Kedistan avait croisé Gianluca Costantini sur les réseaux ; un dessinateur activiste, dont le site Internet channeldraw avait été interdit d’accès en Turquie, dès 2016, par décision de tribunal. Depuis, Gianluca n’a jamais cessé avec sa plume, de dénoncer les injustices, et de soutenir les victimes de la répression en Turquie, mais aussi partout dans le monde.
Quoi de plus logique donc, lorsqu’il s’est agi de soutenir la liberté d’expression, à l’occasion d’une exposition d’oeuvres de Zehra Doğan en Bretagne, il y a un peu plus d’un an, que d’inviter Gianluca à y prendre parole. Elettra Stamboulis l’accompagna alors et c’est ainsi que nous fîmes connaissance, en même temps qu’elle découvrait une partie du travail de Zehra. En novembre 2018, elle rédigeait déjà un article : les crayons brisés de Zehra.
Depuis, nous avons été heureux de nous revoir, et qu’elle concrétise à Brescia en Italie une magnifique exposition, en présence de Zehra, un an plus tard, alors que celle-ci est aujourd’hui libre de ses mouvements. Comme nous l’écrivions dans un article récent, pour Kedistan, il s’agissait du dernier acte d’une campagne de soutien qui dura plus de trois années.
Elettra Stamboulis donne ici une interview très détaillée à propos de “l’art de résistance de Zehra” et analyse avec justesse les oeuvres qui seront exposées jusqu’au 1er mars au Musée Santa Guilia.
Italiano | Français | English
L’interview de Elena Bordignon avec Elettra Stamboulis, publié en italien, le 6 décembre 2019 sur ATP Diary.
Zehra Doğan, l’espoir dans l’esprit de la résistance
Entretien avec la commissaire d’exposition Elettra Stamboulis
Même si son expérience est dramatique, même si sa condition antérieure de prisonnière, puis d’exil est certainement une condition douloureuse et profondément injuste, son attitude envers le monde est celle de l’optimisme de la volonté, pour citer Gramsci.

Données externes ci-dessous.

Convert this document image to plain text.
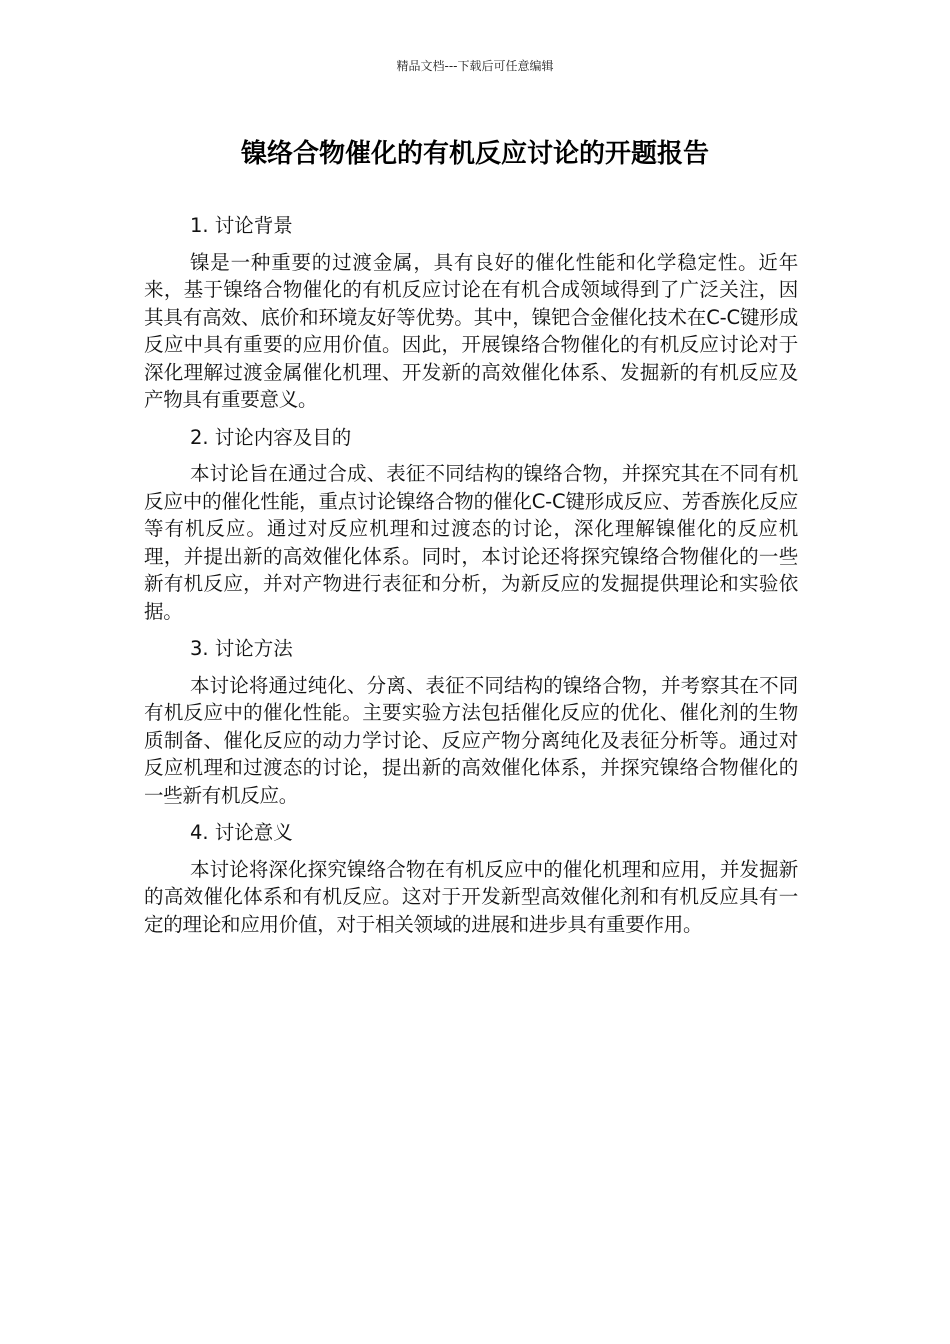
精品文档---下载后可任意编辑
镍络合物催化的有机反应讨论的开题报告

1. 讨论背景

镍是一种重要的过渡金属，具有良好的催化性能和化学稳定性。近年来，基于镍络合物催化的有机反应讨论在有机合成领域得到了广泛关注，因其具有高效、底价和环境友好等优势。其中，镍钯合金催化技术在C-C键形成反应中具有重要的应用价值。因此，开展镍络合物催化的有机反应讨论对于深化理解过渡金属催化机理、开发新的高效催化体系、发掘新的有机反应及产物具有重要意义。

2. 讨论内容及目的

本讨论旨在通过合成、表征不同结构的镍络合物，并探究其在不同有机反应中的催化性能，重点讨论镍络合物的催化C-C键形成反应、芳香族化反应等有机反应。通过对反应机理和过渡态的讨论，深化理解镍催化的反应机理，并提出新的高效催化体系。同时，本讨论还将探究镍络合物催化的一些新有机反应，并对产物进行表征和分析，为新反应的发掘提供理论和实验依据。

3. 讨论方法

本讨论将通过纯化、分离、表征不同结构的镍络合物，并考察其在不同有机反应中的催化性能。主要实验方法包括催化反应的优化、催化剂的生物质制备、催化反应的动力学讨论、反应产物分离纯化及表征分析等。通过对反应机理和过渡态的讨论，提出新的高效催化体系，并探究镍络合物催化的一些新有机反应。

4. 讨论意义

本讨论将深化探究镍络合物在有机反应中的催化机理和应用，并发掘新的高效催化体系和有机反应。这对于开发新型高效催化剂和有机反应具有一定的理论和应用价值，对于相关领域的进展和进步具有重要作用。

Le Musée de Santa Giulia accueille — jusqu’au 1er mars 2020 — l’exposition passionnante de l’artiste et journaliste kurde du sud-est de la Turquie Zehra Doğan, “Nous aurons aussi des jours meilleurs. Zehra Doğan. Œuvres provenant de prisons turques”.
Les œuvres exposées sont la synthèse d’une longue et touchante expérience dans les prisons de Mardin, Diyarbakır et Tarse, en contact étroit avec des femmes détenues avec lesquelles elle partageait non seulement la souffrance, mais aussi une forme “spéciale” de rédemption : l’art quotidien.
Pour une lettre d’une fillette de 10 ans et un dessin — preuves de conflits sanglants sous couvre feu — publiés sur Twitter, Zehra Doğan a dû purger une peine de deux ans et neuf mois de prison : une période qui est devenue une sorte de temps suspendu pour “résister” par l’art.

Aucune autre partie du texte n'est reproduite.